Il donne de grands détails « sur l'interrogatoire et le jugement de la Louve
autrichienne » ; il exhale « sa grande colère contre les avocats du diable
qui ont osé plaider de cette guenon ». « Je voudrais f..... pouvoir vous
exprimer la satisfaction des sans-culottes quand l'archi-tigresse a traversé
Paris dans la voiture à trente-six portières (la charrette). Les beaux
chevaux blancs si bien panachés, si bien enharnachés ne la conduisaient pas ;
mais deux rossinantes étaient attelées vis-à-vis de maître Samson, et elles
paraissaient si satisfaites de contribuer à la délivrance de la République
qu'elles semblaient avoir envie de galoper pour arriver plutôt (sic) au lieu fatal. La g..... au
surplus a été audacieuse et insolente jusqu'au bout. Cependant les jambes lui
ont manqué au moment de faire la bascule pour jouer à la main chaude, dans la
crainte de trouver après sa mort un supplice plus terrible que celui qu'elle
allait subir. Sa tête maudite fut enfin séparée de son col de grue, et l'air
retentissait de cris de : Vive la République f.....[5] » Trinchard
se flattait de mener rondement la « clique brissotine ». Quand
Brissot et les autres députés de la Gironde comparurent au Tribunal, le 3
brumaire (23
octobre 1794), il
les attendait avec impatience. Les débats durèrent jusqu'au 9. Le 8, sur la
proposition de Robespierre, la Convention décréta qu'après trois jours
de" débats, le président du Tribunal serait désormais autorisé à
demander aux jurés si leur conscience était assez éclairée ; sur une réponse
négative le procès devait continuer jusqu'au moment où le jury se déclarerait
en état de prononcer. L'Assemblée avait, ensuite, voté une motion de
Billaud-Varennes donnant au Tribunal le nom de Tribunal révolutionnaire. Le 9,
dès l'ouverture des débats, Hermann lut, à haute voix, les décrets de la
veille. Il demanda au chef des jurés, ci-devant marquis Antonelle, si la
conviction du jury était acquise. Antonelle déclara que non. Les débats
continuèrent. A trois heures, suspension d'audience, jusqu'à cinq. L'audience
reprise, les jurés se déclarèrent « suffisamment instruits ». Les débats
furent clos. On passa au jugement sans entendre ni l'accusateur public dans
son résumé, ni les accusés, ni les défenseurs « dans leur défense générale ».

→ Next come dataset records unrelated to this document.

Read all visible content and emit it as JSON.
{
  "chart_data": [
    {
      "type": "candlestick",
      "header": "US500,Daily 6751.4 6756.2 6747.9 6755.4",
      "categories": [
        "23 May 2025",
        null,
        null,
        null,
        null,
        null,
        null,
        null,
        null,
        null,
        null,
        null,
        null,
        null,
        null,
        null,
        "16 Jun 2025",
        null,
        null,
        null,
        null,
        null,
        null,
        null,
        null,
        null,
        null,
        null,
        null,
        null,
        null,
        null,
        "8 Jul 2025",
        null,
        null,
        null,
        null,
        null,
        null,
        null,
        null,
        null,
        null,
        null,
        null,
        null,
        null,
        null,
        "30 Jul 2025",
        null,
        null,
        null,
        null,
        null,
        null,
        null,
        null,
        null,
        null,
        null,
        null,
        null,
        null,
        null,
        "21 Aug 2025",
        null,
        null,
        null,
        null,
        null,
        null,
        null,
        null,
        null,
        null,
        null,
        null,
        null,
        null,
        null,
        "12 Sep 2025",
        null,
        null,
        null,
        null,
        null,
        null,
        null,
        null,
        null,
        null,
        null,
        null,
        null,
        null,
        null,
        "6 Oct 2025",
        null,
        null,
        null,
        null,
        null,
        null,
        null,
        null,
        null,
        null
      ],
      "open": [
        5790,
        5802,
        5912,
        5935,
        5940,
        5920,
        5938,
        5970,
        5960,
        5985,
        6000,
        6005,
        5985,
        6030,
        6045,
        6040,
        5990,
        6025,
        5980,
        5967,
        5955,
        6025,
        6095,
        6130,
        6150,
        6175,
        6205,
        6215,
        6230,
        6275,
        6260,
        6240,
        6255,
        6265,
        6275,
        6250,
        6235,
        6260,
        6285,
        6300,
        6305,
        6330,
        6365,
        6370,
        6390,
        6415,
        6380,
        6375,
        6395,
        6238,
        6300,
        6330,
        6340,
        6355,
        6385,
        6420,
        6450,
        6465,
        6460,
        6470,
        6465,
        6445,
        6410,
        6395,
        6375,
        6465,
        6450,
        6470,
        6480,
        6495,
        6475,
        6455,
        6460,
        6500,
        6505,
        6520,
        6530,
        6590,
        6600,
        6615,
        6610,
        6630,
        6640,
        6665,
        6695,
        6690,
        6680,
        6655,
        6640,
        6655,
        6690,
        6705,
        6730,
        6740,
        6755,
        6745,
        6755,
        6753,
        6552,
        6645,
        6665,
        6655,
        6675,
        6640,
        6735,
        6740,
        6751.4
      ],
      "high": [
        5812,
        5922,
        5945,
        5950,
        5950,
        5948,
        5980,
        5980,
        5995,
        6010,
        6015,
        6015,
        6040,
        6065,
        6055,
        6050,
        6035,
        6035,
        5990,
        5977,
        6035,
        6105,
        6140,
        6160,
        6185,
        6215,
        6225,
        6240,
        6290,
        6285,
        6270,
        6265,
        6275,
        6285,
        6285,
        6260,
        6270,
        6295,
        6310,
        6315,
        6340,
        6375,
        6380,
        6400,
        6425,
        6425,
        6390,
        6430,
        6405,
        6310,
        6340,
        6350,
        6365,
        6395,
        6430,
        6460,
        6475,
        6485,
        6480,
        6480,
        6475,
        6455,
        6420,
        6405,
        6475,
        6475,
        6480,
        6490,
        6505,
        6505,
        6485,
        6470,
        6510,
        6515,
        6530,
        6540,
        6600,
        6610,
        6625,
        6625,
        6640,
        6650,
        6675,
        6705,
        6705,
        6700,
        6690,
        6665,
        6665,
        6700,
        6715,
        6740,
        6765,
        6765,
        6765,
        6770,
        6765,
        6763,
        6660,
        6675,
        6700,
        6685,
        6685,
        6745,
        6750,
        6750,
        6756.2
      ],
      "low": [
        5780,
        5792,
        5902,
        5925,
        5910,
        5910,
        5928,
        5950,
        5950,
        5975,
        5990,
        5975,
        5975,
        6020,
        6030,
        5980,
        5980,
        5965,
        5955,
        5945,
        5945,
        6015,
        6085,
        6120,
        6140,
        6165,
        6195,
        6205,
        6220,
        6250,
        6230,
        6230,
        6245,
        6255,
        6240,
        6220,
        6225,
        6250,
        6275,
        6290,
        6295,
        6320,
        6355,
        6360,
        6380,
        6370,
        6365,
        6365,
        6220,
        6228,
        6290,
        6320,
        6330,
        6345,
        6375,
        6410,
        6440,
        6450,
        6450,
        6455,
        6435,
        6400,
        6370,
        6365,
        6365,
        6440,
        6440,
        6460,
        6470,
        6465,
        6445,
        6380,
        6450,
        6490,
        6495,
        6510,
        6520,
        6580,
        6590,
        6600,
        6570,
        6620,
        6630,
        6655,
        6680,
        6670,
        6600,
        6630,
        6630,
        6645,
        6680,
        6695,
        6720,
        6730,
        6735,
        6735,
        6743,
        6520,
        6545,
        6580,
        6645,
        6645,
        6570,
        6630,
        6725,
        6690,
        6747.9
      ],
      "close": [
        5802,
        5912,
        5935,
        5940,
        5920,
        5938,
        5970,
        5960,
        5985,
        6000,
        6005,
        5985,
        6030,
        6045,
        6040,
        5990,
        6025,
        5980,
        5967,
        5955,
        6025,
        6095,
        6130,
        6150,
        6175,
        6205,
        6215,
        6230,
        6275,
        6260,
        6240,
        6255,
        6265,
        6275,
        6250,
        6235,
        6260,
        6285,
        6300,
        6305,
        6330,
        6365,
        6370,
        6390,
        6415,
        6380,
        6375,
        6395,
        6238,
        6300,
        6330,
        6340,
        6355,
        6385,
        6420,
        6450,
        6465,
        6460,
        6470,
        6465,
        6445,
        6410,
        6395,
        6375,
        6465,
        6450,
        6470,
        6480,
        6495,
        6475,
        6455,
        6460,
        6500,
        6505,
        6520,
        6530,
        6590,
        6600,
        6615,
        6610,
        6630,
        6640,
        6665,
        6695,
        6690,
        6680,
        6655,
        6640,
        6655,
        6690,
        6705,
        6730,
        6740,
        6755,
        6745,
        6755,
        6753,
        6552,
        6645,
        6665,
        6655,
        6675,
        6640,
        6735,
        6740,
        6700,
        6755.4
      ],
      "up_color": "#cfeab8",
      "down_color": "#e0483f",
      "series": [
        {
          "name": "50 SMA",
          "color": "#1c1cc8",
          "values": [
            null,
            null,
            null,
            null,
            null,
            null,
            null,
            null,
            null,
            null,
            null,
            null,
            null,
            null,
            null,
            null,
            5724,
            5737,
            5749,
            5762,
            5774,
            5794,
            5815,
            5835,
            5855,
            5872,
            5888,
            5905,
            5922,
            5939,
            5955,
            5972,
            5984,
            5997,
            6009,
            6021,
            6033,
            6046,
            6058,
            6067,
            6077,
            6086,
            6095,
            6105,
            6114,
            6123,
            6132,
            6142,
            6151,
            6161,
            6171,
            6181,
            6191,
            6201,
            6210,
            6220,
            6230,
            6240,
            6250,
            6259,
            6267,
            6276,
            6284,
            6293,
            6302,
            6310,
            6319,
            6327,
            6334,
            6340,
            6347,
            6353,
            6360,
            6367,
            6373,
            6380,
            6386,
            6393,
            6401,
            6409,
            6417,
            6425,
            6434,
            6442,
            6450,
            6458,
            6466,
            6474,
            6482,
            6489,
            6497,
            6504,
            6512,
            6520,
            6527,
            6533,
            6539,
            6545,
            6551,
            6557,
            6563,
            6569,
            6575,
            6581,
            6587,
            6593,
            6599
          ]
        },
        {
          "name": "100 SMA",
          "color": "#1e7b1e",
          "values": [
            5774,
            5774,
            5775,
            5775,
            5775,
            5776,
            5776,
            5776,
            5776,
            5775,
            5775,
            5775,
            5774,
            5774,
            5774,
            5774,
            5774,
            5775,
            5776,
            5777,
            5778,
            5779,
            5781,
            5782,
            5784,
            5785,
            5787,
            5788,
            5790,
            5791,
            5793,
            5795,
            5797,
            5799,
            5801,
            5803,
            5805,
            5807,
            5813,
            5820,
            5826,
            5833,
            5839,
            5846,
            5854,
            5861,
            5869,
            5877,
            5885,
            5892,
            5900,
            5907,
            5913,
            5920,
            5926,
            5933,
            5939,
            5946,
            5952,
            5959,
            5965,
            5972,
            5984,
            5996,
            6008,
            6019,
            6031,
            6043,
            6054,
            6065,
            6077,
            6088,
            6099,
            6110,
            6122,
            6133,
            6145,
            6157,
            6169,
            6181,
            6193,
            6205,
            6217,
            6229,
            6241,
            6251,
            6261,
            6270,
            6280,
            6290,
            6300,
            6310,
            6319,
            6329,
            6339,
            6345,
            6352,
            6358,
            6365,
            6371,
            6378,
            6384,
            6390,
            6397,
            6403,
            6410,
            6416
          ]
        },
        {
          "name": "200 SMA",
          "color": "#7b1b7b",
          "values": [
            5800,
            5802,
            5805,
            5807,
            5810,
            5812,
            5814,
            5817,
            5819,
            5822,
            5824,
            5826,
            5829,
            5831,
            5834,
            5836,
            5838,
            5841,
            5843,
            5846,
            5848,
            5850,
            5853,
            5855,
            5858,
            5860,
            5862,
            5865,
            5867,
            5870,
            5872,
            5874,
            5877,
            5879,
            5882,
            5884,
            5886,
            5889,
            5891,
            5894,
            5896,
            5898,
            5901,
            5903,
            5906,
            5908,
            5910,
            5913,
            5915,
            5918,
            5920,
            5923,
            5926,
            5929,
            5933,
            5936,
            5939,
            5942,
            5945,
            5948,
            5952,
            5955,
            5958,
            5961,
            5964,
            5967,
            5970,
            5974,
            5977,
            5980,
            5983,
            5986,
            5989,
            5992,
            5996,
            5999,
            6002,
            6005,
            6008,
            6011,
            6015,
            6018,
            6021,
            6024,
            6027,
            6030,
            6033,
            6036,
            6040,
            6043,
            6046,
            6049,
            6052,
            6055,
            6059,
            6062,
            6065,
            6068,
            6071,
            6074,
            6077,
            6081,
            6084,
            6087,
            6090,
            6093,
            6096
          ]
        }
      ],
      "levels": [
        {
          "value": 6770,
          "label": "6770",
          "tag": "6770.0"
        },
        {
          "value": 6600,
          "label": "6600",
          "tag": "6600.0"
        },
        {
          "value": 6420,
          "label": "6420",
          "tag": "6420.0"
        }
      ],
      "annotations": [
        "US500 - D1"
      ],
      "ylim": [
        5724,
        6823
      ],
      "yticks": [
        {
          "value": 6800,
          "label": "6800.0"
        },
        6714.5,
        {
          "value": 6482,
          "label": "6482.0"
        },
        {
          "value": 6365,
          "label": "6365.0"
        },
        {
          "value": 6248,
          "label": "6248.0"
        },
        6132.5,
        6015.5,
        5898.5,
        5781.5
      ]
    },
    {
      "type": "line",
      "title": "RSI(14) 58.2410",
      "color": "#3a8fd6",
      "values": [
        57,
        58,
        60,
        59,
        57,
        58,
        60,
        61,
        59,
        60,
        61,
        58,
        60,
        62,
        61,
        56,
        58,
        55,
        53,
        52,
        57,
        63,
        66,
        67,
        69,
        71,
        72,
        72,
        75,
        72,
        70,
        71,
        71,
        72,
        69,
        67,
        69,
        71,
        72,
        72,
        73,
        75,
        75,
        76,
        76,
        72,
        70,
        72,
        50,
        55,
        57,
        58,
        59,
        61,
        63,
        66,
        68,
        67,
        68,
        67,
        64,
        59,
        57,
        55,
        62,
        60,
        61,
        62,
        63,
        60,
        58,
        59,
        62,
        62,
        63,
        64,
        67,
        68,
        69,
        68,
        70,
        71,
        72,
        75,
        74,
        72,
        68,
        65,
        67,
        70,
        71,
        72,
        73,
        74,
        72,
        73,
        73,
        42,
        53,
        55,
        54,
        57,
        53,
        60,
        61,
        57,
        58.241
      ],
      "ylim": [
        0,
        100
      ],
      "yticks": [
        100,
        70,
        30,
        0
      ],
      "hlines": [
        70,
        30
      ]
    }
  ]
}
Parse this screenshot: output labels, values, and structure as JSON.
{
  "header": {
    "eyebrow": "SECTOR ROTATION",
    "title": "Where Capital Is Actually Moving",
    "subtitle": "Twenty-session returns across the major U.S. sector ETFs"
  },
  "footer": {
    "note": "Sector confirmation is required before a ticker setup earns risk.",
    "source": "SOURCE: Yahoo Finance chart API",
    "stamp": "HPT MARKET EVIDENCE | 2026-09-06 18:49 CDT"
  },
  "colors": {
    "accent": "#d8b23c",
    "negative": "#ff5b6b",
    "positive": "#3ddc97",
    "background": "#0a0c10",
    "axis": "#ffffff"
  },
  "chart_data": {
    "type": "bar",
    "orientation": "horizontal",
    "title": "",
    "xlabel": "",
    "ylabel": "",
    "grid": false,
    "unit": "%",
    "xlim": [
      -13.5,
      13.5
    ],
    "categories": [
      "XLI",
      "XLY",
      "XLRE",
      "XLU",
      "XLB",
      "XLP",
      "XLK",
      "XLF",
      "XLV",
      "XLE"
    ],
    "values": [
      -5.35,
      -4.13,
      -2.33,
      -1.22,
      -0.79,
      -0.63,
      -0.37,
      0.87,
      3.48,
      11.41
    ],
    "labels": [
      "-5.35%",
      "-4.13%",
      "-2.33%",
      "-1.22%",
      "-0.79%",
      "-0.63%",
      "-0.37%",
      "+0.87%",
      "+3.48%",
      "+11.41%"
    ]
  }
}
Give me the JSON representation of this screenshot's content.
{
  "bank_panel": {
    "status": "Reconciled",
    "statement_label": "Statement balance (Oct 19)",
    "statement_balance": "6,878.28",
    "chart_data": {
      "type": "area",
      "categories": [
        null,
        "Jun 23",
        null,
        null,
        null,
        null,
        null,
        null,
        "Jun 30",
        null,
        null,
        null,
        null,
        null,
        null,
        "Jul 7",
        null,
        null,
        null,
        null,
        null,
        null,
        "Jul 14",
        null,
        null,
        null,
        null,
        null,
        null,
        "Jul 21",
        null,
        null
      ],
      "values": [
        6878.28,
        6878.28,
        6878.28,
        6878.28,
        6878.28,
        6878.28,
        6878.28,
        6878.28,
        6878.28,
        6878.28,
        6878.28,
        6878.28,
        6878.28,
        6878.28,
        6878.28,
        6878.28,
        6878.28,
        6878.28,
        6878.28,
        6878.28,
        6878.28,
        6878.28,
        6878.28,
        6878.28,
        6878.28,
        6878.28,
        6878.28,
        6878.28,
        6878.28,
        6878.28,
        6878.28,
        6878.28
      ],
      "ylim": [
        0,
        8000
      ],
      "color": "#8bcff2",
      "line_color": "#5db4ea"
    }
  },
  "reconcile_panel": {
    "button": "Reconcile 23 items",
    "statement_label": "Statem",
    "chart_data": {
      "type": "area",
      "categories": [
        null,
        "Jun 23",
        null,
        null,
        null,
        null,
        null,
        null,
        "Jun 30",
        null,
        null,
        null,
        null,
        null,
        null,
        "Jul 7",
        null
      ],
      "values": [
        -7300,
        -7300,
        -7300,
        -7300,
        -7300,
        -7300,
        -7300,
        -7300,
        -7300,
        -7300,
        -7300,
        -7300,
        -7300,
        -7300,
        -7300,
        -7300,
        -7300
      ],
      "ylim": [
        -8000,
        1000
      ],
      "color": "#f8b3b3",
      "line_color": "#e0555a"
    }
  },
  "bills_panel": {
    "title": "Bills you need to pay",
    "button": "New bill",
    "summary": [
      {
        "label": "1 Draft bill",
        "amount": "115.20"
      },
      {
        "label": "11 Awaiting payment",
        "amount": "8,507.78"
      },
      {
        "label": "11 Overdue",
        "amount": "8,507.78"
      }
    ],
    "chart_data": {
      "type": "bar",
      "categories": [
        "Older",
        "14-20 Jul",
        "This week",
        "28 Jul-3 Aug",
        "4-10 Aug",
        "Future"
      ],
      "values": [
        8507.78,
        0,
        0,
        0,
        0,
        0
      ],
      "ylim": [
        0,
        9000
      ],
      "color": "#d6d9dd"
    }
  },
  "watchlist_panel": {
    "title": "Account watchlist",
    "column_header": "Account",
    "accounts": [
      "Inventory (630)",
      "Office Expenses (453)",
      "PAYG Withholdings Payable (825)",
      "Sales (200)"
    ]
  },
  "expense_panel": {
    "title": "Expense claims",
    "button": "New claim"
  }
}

Le président, lui non plus, ne fit pas de résumé de l'affaire. Suivant en
cela l'avis du Tribunal, il rédigea la série des questions de fait sur
lesquelles les jurés allaient avoir à se prononcer. Il les leur remit dans
l'ordre où ils devaient en délibérer ; il leur remit encore l'acte
d'accusation, les procès-verbaux, les autres pièces. Les accusés, à leur
tour, firent, passer aux jurés les pièces et les titres favorables à leur
défense[6]. A sept
heures du soir, les jurés se retirèrent dans leur chambre de délibérations.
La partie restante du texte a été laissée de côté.